Authors: Tom Roberts*, UNSW Canberra
Topics: Cultural Geography, Social Theory
Keywords: Deleuze, problem, nonhuman, subjectivity, art
Session Type: Paper
Day: 4/13/2018
Start / End Time: 1:20 PM / 3:00 PM
Room: Bonaparte, Marriott, River Tower Elevators, 4th Floor
Presentation File: No File Uploaded

In a short essay entitled "Michel Tournier and the world without others", Gilles Deleuze offers his readers an image of a world in which “the category of the necessary has completely replaced that of the possible” (Deleuze, 2004, p. 359). Stranded on a desert island, Tournier’s Robinson undergoes a fantastical re-composition of subjectivity: his desires are no longer limited to the possible worlds made manifest through the perceptual structure of the Other, but are now free to explicate the elementary forces of the island itself. Inspired by Robinson’s strange transformation, this presentation will examine the role of the necessary in Deleuze’s thought as it plays out in relation to problematization. My argument, then, is that an affirmation of necessity remains central to Deleuze’s conceptualization of problems, which, unlike solutions, cannot be defined according to their (im)possibility. Moreover, it is through this strange allure of the necessary that we might better grasp Deleuze’s concern for the nonhuman, not simply in terms of our relations with ‘more-than-human’ others, but rather as the problem of thought’s own necessity, whatever the domain.
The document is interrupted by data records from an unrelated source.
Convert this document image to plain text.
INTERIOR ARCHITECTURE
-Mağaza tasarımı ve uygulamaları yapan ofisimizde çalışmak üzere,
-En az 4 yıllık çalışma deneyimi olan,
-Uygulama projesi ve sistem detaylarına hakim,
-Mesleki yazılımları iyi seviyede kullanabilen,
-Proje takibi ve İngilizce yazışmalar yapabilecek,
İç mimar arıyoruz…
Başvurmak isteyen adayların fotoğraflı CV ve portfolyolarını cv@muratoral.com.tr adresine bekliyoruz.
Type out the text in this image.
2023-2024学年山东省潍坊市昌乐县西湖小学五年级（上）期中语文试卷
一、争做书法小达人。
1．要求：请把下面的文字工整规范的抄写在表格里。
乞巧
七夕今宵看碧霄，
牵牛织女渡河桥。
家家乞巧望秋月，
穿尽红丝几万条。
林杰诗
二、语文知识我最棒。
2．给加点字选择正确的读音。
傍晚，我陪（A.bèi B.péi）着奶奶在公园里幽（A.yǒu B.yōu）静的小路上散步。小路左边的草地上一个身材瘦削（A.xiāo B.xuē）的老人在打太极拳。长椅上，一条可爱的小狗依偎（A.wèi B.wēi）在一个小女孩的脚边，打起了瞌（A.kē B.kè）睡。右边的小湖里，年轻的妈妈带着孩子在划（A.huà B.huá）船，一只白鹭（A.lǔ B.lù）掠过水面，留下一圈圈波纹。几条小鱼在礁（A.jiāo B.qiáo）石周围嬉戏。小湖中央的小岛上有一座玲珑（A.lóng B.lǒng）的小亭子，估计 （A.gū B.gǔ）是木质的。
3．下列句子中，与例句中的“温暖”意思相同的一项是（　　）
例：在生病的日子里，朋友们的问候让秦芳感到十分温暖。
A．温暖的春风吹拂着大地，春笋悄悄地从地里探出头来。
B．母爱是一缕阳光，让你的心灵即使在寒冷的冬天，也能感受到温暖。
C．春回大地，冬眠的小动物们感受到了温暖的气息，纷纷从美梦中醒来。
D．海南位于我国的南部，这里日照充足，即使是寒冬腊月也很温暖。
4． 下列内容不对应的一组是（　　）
These conceptual arguments raise difficult questions when it comes to our capacity to make sense of the necessary through empirical experience. I engage these concerns through my own experimental ‘Robinsonade’: an encounter with Jackson Pollock’s Blue Poles (1952), a work of art whose necessity demands to be thought through the viscerality of sensation.


Deleuze, G. (2004). The Logic of Sense. London: Continuum.